The Flower School
Rabindanath Tagore is the iconic Bengali writer who brought India its first (only, so far) Nobel Prize in Literature. Through the innocent eyes of a school-going child, the poet captures the thrill and excitement of the blossoming of flowers with the onset of rains. The childlike description of the seasonal appearance and departure of flowers on and from the face of the earth touches everyone’s heart. A child’s fascination with flowers, her dread of the school, and love for her mother are depicted in this short poem with remarkable vividness. This is why this small poem has such time-less abiding appeal.

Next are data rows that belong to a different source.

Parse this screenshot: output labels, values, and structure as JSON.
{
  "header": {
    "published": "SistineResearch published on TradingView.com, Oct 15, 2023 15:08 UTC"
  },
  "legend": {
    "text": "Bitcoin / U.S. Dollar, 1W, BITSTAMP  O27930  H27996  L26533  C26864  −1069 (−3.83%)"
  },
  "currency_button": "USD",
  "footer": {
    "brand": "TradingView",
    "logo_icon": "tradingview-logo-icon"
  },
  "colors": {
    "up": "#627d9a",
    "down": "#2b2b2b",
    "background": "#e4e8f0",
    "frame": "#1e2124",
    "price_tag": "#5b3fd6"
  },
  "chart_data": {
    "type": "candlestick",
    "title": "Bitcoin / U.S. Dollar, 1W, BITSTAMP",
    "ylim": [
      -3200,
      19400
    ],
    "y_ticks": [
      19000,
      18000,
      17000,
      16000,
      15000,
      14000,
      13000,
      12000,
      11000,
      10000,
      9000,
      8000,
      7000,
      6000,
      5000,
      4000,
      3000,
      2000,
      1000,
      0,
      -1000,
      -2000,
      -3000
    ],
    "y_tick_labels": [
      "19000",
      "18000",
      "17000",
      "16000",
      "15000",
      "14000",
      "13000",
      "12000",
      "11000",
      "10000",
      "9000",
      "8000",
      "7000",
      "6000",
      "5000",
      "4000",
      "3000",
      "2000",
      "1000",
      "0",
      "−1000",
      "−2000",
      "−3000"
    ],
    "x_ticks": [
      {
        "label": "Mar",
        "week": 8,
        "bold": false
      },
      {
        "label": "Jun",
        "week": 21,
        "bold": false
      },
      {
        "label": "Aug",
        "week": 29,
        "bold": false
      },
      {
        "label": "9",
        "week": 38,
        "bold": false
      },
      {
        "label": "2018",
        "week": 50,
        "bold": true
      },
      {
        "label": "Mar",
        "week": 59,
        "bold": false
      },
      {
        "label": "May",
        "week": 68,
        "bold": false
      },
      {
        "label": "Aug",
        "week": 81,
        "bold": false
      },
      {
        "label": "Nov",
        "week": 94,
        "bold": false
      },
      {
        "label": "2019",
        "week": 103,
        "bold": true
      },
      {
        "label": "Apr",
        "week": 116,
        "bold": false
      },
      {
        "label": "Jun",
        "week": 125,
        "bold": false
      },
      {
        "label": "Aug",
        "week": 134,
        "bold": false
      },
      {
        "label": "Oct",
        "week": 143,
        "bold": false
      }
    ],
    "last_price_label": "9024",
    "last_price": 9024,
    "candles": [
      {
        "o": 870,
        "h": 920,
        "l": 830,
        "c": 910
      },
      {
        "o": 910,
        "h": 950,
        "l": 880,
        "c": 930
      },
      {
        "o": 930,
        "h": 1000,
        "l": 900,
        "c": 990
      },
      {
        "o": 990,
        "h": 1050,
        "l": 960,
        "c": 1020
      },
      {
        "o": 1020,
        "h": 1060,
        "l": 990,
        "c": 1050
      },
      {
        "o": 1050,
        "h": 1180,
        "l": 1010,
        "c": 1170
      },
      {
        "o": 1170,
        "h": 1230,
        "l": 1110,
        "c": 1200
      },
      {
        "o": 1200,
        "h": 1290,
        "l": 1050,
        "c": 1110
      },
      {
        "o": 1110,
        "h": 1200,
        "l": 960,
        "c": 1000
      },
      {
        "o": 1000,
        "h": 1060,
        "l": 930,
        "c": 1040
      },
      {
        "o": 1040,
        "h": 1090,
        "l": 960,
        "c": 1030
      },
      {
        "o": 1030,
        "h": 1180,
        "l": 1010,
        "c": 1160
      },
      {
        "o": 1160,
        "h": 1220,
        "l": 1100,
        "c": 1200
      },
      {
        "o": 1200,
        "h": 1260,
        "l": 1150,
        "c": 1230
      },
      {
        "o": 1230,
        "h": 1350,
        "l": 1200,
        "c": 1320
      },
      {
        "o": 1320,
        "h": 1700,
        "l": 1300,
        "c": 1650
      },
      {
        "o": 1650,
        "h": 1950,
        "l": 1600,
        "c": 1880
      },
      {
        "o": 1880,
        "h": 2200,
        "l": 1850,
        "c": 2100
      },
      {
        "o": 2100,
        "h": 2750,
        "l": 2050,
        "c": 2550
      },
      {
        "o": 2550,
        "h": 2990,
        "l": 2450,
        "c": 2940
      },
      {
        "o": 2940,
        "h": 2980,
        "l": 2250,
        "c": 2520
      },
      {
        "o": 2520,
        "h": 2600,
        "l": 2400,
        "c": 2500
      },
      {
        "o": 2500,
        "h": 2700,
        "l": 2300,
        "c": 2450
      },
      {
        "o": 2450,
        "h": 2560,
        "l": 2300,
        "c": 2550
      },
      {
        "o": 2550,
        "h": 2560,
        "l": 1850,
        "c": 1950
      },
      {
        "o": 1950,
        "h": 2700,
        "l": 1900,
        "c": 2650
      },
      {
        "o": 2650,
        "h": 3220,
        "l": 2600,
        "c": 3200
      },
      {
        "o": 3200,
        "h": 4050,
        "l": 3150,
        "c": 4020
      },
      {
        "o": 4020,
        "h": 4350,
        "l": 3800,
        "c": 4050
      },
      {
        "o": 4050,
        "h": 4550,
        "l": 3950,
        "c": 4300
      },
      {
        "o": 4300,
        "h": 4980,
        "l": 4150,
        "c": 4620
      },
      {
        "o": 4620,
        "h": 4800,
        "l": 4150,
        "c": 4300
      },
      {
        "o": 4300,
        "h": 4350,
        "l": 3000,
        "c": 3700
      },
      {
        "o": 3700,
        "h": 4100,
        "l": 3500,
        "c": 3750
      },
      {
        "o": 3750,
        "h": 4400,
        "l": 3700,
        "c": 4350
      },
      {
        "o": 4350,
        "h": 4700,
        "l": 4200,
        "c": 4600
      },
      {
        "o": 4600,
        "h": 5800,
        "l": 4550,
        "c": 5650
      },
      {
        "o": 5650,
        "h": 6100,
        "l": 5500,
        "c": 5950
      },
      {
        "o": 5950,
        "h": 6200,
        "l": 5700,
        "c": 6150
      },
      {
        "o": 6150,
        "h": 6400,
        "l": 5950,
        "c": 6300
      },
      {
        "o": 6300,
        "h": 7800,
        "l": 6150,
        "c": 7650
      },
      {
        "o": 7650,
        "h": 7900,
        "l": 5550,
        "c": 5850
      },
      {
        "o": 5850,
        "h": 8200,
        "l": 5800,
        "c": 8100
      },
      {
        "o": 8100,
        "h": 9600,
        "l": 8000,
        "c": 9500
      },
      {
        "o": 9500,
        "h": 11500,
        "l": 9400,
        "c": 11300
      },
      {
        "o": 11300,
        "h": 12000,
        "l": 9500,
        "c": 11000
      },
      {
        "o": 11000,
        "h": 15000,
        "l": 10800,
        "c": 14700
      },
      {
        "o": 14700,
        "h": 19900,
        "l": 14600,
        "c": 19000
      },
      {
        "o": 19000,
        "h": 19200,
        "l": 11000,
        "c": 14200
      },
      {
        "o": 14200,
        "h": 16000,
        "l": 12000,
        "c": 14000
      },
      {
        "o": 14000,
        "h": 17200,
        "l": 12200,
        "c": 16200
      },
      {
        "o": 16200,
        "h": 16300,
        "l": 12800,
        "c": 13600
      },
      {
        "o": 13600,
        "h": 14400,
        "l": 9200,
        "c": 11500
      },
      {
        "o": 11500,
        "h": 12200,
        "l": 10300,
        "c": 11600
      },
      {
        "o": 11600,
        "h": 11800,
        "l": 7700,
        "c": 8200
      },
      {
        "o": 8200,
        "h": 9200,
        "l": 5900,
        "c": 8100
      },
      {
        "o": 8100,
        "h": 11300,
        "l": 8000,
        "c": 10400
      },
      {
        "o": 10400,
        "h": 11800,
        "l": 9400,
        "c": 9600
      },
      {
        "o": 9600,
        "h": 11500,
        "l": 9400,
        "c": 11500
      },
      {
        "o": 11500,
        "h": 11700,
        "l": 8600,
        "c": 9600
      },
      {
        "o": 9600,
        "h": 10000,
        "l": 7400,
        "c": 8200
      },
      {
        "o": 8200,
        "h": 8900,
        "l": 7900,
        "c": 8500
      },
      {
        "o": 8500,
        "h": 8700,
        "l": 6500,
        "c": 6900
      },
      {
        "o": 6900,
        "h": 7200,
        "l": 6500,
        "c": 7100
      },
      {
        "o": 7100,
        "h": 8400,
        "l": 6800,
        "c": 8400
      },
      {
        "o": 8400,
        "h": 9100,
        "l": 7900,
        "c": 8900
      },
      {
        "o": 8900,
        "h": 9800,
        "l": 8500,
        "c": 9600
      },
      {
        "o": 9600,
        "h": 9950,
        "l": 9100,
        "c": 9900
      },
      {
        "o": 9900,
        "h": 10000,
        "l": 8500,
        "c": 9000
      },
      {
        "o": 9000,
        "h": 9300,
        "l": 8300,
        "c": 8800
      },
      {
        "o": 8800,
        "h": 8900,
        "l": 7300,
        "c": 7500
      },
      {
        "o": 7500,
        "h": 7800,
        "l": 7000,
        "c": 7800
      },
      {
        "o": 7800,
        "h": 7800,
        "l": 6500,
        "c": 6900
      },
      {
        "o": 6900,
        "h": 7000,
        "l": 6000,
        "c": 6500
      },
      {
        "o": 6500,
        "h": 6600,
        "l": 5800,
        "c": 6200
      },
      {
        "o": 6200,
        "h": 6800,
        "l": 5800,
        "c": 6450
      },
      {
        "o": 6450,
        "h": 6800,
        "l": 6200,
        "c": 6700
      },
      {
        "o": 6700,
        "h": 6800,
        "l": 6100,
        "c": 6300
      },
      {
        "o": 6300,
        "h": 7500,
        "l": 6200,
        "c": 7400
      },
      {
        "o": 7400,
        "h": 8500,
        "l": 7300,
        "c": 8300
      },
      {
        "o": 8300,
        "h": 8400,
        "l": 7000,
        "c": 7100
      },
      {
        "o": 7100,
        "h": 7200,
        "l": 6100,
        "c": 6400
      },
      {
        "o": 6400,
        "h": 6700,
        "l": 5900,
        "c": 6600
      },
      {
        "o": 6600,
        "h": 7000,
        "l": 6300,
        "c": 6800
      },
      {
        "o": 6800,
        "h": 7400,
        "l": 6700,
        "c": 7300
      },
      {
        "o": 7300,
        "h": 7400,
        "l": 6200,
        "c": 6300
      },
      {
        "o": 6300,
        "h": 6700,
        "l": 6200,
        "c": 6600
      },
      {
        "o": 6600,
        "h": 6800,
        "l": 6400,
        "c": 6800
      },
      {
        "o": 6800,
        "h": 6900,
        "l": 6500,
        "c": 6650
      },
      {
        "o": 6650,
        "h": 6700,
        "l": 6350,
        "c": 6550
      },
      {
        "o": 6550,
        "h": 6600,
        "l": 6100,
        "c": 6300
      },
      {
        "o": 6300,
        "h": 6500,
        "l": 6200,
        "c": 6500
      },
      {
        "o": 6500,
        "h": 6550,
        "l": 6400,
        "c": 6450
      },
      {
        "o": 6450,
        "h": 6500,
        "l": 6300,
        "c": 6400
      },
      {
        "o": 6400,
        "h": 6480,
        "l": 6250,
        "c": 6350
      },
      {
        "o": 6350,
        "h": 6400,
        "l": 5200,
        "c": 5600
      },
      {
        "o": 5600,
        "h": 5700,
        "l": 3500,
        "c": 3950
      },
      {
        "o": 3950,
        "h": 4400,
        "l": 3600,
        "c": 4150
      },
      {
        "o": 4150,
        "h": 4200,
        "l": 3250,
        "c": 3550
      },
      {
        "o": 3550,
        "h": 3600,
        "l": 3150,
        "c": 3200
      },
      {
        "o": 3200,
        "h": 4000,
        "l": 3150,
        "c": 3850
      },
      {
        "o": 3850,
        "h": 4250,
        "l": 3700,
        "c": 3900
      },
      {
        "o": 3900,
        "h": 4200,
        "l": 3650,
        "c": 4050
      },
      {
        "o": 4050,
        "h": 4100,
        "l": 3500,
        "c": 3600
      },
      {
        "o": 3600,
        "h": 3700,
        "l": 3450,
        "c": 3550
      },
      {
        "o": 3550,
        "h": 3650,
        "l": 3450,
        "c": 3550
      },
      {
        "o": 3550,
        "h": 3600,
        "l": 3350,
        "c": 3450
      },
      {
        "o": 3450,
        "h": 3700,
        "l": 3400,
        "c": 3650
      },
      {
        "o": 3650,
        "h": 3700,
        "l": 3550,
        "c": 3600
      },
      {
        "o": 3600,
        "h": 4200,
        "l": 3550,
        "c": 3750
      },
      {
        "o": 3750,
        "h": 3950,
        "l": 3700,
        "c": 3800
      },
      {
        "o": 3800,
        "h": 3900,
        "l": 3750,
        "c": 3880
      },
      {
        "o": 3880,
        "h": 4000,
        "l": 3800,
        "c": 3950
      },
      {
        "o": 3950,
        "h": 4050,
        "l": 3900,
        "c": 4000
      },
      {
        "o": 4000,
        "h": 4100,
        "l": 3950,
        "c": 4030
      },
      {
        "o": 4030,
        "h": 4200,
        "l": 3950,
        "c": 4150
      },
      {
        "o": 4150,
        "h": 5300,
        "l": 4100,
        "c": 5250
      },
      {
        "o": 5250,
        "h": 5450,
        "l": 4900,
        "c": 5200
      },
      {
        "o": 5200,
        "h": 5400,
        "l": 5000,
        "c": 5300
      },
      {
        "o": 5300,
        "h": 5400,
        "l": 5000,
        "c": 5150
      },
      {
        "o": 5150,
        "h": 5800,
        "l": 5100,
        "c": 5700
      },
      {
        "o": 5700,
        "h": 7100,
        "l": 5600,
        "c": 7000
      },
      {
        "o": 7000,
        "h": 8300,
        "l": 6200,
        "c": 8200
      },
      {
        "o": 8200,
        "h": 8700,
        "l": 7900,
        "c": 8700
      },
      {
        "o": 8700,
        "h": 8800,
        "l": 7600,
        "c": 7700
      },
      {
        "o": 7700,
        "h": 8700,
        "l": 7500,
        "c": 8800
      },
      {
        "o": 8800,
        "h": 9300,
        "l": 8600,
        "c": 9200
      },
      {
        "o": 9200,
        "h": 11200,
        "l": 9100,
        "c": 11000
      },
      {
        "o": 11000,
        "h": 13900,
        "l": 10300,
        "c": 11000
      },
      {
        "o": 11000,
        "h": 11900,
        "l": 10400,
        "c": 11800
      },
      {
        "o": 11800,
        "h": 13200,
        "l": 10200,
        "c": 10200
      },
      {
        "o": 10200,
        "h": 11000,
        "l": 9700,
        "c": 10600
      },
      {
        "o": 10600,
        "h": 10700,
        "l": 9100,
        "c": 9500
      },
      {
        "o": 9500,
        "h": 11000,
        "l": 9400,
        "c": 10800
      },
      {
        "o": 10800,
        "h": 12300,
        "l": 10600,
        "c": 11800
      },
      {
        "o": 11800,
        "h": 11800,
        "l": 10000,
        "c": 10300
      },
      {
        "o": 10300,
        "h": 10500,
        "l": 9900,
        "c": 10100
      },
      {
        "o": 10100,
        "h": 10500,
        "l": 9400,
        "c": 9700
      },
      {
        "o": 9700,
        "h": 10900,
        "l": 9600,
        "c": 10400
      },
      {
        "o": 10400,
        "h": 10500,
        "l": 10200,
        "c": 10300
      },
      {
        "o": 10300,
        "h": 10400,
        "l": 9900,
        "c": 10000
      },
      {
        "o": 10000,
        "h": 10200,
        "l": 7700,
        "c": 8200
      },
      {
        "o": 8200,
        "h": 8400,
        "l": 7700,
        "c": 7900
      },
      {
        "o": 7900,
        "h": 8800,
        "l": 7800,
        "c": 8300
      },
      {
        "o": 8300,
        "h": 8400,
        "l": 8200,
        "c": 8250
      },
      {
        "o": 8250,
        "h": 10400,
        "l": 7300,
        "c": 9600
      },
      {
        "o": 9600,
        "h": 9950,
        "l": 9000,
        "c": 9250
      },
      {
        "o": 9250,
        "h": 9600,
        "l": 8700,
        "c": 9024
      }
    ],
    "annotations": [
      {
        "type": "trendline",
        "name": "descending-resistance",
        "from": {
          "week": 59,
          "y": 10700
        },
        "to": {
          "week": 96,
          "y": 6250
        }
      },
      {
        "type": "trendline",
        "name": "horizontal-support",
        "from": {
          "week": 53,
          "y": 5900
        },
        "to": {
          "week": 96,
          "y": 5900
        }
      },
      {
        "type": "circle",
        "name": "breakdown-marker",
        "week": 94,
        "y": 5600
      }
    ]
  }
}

Explanation … When storm clouds burst and rains begin to fall from the sky in June, moisture-laden winds from the east brush past the bushes with great speed. A shrill sound emanates from the bamboo bushes.
A huge carpet of yellow-coloured tiny flowers seem to descend down on the grass, as the seasonal flowers erupt with astounding glee.
Prior to appearing on the grasses, the tiny flowers seem to go underground to finish their home tasks. Only after they finish the tasks, they venture to come to the open. Just as a child is pulled up for coming to class with incomplete homework, the same way the flowers do not dare to prematurely blossom on the earth. Such likening of the wild flowers with school-going youngsters is nothing but a figment of imagination conjured up by the poet, but it is so apt and enjoyable.
The rain’s arrival brings some respite from studies. The flowers come out to the open with frenzied excitement, the same way students welcome the start of the holidays.
As the winds sway the trees, the branches rub against one another and the leaves flutter filling the air with strange sounds.
The clouds roar with vigour and flowers of myriad hues make their appearance in unison.
The child is bewildered to see all these. He imagines that the abode of the flowers is in the starry sky, and they come to the earth on annual sojourns.
In his innocence, the child imagines that the flowers are keen to go back to their homes. The flowers’ mothers are there in the sky and the flowers can not remain away from their mothers for too long. So, they come, but go back hurriedly.
The child’s innocence is so endearing.